3. Assays based upon analyzing nuclear count, DNA content, or nuclear protein expression. Nuclear assays offered by Vala include:
a. Cell count. For assays utilizing DAPI or Hoechst staining, all nuclei are counted, giving an estimate of cell count. This is often multiplexed with other assays.
b. DNA content. For all of the HCA assays offered by Vala, the DNA content of the cells is quantified, leading to the production of ploidy histograms.
c. Histone acetylation. Vala’s histone acetylation assay quantifies the effect of test compounds on nuclear acetyl-H3, which is a critical regulator of chromatin structure.

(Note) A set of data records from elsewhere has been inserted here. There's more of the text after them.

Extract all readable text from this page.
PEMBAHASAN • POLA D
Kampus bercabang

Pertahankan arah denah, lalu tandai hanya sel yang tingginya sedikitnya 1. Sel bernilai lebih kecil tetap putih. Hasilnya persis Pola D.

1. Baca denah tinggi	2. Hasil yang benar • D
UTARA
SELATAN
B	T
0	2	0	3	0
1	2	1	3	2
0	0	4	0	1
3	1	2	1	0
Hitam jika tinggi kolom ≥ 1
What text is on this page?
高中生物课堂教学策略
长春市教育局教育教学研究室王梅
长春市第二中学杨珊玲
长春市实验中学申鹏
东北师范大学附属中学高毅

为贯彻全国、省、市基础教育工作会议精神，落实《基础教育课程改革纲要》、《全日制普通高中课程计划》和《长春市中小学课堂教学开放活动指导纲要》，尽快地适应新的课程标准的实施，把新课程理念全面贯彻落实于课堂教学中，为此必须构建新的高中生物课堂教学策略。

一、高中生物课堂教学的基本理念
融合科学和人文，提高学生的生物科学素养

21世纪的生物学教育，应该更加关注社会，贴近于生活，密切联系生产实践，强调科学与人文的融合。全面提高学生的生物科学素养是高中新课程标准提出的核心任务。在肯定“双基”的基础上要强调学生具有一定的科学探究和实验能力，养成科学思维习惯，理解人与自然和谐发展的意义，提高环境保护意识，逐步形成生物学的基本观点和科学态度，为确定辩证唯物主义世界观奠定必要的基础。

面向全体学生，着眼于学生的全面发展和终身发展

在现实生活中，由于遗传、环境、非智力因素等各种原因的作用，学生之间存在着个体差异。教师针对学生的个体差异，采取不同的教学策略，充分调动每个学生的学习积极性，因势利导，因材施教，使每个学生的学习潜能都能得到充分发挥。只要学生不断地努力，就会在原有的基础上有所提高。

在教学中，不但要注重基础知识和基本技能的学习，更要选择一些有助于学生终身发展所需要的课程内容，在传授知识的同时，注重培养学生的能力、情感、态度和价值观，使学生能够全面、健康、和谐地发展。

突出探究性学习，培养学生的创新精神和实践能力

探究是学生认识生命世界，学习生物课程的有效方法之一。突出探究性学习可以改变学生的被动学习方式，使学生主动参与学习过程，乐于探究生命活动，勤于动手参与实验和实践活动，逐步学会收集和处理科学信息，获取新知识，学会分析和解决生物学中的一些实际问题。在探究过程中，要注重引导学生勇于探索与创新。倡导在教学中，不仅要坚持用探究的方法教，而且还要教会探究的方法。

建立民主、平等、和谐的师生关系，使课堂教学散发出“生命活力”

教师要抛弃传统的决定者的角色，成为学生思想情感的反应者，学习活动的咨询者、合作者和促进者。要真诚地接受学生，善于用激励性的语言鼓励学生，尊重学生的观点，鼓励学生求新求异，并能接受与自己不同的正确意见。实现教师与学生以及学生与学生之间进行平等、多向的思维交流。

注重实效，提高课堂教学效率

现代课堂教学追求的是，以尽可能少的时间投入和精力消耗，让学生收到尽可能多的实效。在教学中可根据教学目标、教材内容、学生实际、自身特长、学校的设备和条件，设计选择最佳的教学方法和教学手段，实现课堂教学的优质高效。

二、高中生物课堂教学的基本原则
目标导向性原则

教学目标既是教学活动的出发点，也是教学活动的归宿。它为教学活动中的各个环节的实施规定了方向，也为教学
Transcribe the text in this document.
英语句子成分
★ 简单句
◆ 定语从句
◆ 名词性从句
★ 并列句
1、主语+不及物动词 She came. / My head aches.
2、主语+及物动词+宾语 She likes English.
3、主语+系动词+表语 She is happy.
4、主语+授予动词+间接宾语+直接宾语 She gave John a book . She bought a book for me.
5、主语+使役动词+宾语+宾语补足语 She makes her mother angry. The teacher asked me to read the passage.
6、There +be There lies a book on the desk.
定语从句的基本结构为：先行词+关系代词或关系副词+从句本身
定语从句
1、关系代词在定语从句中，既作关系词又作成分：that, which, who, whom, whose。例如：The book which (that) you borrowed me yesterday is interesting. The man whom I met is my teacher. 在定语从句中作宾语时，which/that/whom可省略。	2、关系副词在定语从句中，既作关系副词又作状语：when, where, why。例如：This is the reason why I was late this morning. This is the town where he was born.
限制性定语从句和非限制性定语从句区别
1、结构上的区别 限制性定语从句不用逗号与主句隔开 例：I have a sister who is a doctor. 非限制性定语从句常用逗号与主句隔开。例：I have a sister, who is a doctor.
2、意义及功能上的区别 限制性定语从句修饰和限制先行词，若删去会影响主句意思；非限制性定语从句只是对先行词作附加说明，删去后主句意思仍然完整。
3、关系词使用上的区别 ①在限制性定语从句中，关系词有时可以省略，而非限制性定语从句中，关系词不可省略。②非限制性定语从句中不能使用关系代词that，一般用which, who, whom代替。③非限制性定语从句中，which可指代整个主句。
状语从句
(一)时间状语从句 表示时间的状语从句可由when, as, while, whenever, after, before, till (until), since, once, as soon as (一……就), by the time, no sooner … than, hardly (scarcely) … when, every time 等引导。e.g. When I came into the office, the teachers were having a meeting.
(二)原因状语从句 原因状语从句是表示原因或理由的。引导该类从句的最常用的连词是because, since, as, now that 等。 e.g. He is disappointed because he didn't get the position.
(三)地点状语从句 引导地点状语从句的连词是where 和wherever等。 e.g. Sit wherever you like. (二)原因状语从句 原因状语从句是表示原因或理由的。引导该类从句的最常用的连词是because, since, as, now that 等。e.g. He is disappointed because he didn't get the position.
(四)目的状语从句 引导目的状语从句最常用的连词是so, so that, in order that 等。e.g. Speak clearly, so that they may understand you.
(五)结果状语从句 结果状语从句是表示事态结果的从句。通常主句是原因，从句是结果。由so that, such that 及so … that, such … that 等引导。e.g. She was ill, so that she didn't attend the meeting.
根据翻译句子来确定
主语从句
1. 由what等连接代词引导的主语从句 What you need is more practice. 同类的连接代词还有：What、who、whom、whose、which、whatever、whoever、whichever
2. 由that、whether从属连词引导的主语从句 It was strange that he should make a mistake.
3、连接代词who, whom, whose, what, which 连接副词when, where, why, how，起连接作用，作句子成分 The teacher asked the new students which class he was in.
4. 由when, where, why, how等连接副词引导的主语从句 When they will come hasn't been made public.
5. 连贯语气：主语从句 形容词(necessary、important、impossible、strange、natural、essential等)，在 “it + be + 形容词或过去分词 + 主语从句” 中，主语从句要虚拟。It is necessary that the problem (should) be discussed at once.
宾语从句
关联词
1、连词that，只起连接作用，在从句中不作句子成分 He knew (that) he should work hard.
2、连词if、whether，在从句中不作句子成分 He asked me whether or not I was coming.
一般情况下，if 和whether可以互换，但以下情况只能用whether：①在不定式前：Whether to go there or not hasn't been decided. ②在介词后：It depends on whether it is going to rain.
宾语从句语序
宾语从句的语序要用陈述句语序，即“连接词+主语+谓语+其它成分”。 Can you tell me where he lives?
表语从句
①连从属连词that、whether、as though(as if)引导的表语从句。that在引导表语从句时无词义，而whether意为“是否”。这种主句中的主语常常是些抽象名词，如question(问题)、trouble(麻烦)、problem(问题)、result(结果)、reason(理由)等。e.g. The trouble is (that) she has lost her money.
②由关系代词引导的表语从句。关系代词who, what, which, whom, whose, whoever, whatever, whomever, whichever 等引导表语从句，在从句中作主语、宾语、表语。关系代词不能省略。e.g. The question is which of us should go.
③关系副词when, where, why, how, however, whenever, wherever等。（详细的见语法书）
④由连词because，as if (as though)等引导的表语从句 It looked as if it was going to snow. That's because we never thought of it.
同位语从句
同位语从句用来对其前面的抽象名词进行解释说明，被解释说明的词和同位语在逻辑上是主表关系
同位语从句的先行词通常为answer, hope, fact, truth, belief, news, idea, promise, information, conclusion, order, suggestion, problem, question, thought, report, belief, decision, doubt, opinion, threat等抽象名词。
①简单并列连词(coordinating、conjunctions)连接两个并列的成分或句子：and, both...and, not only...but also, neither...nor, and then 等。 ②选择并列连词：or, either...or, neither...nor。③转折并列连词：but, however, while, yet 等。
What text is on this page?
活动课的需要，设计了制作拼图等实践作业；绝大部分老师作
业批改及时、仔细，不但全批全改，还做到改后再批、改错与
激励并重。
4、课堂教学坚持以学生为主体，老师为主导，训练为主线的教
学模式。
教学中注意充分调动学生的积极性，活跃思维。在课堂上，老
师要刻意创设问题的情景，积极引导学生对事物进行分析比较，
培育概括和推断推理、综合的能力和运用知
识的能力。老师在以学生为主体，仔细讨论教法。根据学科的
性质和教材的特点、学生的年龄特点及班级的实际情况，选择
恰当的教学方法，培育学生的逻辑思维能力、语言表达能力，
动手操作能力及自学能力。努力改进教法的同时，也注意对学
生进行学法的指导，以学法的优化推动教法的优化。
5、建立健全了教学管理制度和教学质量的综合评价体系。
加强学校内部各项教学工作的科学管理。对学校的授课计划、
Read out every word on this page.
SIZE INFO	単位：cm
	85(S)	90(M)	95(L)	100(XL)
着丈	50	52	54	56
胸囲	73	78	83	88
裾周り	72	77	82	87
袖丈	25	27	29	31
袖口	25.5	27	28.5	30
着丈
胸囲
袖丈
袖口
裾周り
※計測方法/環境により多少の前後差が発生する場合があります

4. Differentiation and function of cells derived from stem cell cultures. Vala, in collaboration with the Sanford Burnham Medical Research Institute, has developed methods and instrumentation to quantify electrically stimulated calcium transients in cardiac myocytes emerging from cultures of either embryonic or induced pluripotent stem cells. Assays include:
a. Analysis of compounds on the ability of electrical stimuli to elicit calcium transients in differentiating cardiac myocytes. For stem cell cultures plated in 96-well dishes, the cells are loaded with an intracellular calcium indicator and Hoechst (to provide a nuclear stain); the instrument then automatically positions an electrode assembly into each well, delivers a series of electrical stimulation, and records digital video clips of the fluorescence which is proportional to intracellular calcium. Vala’s CyteSeer program then analyzes the calcium transients for each cell imaged per well. Compounds are tested for their ability to inhibit or potentiate calcium transient formation, and for their effects on calcium kinetics. Compounds are also evaluated for their ability to induce arrhythmias. Cells can be fixed and labeled for biomarkers following the kinetic experiments, for the identified cells, providing additional characterization of the cells. The nuclear Hoechst signal can also be evaluated for effects on ploidy or apoptosis.
5. Mitochondrial expression/function.
a. Mitochondrial membrane potential. Vala’s assay can quantify the effects of test chemicals on the mitochondrial membrane potential, which is critically important in mitochondrial function in oxidative metabolism, and the process of apoptosis.